Archive for mixture density network

ABCDE for approximate Bayesian conditional density estimation

Posted in Books, pictures, Statistics, Travel, University life with tags , , , , , , , , , , , , , on February 26, 2018 by xi'an

Another arXived paper I surprisingly (?) missed, by George Papamakarios and Iain Murray, on an ABCDE (my acronym!) substitute to ABC for generative models. The paper was reviewed [with reviews made available!] and accepted by NIPS 2016. (Most obviously, I was not one of the reviewers!)

“Conventional ABC algorithms such as the above suffer from three drawbacks. First, they only represent the parameter posterior as a set of (possibly weighted or correlated) samples [for which] it is not obvious how to perform some other computations using samples, such as combining posteriors from two separate analyses. Second, the parameter samples do not come from the correct Bayesian posterior (…) Third, as the ε-tolerance is reduced, it can become impractical to simulate the model enough times to match the observed data even once [when] simulations are expensive to perform”

The above criticisms are a wee bit overly harsh as, well…, Monte Carlo approximations remain a solution worth considering for all Bayesian purposes!, while the approximation [replacing the data with a ball] in ABC is replaced with an approximation of the true posterior as a mixture.
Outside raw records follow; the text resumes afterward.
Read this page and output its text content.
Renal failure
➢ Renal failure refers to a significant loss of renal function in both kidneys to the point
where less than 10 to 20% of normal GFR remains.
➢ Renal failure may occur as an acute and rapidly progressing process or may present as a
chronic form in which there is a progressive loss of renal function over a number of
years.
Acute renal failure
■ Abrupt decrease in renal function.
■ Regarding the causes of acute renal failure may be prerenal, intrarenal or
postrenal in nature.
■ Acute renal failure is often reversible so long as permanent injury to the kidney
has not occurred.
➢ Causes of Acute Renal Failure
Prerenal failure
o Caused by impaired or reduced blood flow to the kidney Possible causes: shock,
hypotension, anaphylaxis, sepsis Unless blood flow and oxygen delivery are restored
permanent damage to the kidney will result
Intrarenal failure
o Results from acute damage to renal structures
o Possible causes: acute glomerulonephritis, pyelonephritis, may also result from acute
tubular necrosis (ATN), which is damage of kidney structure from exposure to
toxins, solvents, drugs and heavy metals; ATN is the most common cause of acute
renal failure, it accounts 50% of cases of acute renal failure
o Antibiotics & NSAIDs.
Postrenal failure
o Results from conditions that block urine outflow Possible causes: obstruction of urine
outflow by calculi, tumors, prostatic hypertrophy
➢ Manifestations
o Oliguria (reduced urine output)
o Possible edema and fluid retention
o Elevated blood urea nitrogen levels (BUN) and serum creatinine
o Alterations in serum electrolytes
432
Both requiring repeated [and likely expensive] simulations. The alternative is in iteratively simulating from pseudo-predictives towards learning better pseudo-posteriors, then used as new proposals at the next iteration modulo an importance sampling correction.  The approximation to the posterior chosen therein is a mixture density network, namely a mixture distribution with parameters obtained as neural networks based on the simulated pseudo-observations. Which the authors claim [p.4] requires no tuning. (Still, there are several aspects to tune, from the number of components to the hyper-parameter λ [p.11, eqn (35)], to the structure of the neural network [20 tanh? 50 tanh?], to the number of iterations, to the amount of X checking. As usual in NIPS papers, it is difficult to assess how arbitrary the choices made in the experiments are. Unless one starts experimenting with the codes provided.) All in all, I find the paper nonetheless exciting enough (!) to now start a summer student project on it in Dauphine and hope to check the performances of ABCDE on different models, as well as comparing this ABC implementation with a synthetic likelihood version.

 As an addendum, let me point out the very pertinent analysis of this paper by Dennis Prangle, 18 months ago!